Ingredients and recipe for a 16 lb bird.

  • 1 1/2 cup sel gris (gray salt) or natural traditional sea salt
  • 2 gallons of cold water. Like the salt, the water should be good. (I err on the safe side and avoid tap water, which contains lots of chlorine. Instead, buy a few jugs of spring water of some sort, and your turkey will not smell like a swimming pool.)
  • 3/4 cup brown sugar
  • 1 bay leaf
  • 2 medium-sized branches rosemary
  • 6 sprigs thyme
  • 6 leaves sage
  • 6 cloves garlic, peeled and gently crushed
  • 9 fat peppercorns, preferably, Parameswaran’s pepper, with it’s succulent lemon-zesty-eucalyptusy-cardamom spice flavors

Bring 2 cups of the water to a boil, mixing in all the above ingredients to dissolve the salt as much as possible. Let the water cool for half an hour, then combine back with remaining water to make your brine. Put turkey in double layer food grade plastic bag breast down, pour cold brine solution over bird, get all excess air out of bag and tie off. Place bagged brined bird in fridge and let soak for 24 hours.

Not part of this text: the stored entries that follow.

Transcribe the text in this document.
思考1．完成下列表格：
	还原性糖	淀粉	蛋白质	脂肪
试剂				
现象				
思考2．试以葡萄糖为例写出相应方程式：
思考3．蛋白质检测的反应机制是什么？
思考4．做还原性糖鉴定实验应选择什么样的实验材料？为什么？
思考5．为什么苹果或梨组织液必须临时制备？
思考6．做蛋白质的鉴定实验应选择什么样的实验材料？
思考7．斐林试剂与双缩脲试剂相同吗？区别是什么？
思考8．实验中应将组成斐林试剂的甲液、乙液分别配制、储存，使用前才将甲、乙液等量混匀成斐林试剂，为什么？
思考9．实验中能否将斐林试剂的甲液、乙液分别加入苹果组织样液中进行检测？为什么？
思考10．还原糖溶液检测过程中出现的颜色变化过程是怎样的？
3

Preheat oven to 400 degrees.

Remove bird from fridge, pat dry very thoroughly, and rub with a thin film of olive oil. Stuff with the stuffing of your choice, truss to hold stuffing in place, and roast. Cook until the internal temperature of the bird (at the inner thick part of the thigh) is 165°F, about 2 1/2 hours. I know this doneness temperature might be lower than what you are used to. Many older cookbooks call for roasting turkey to 180°F. This is excessive. Bacteria (including salmonella bacteria) is killed at 145°F and roasting poultry much beyond 165°F dries it out. In the case of a brined bird roasting to too high a temperature can drain out all the moisture you took so much time to get in there. You’ll get much better results by stopping roasting at 165°F.

Allow the roasted turkey to sit for 20 minutes before carving (you can cover it loosely with foil or a clean towel if you want); a rest period will help the bird retain its juices and firm the meat for easier carving.

Scoop the stuffing into a serving bowl; carve and serve.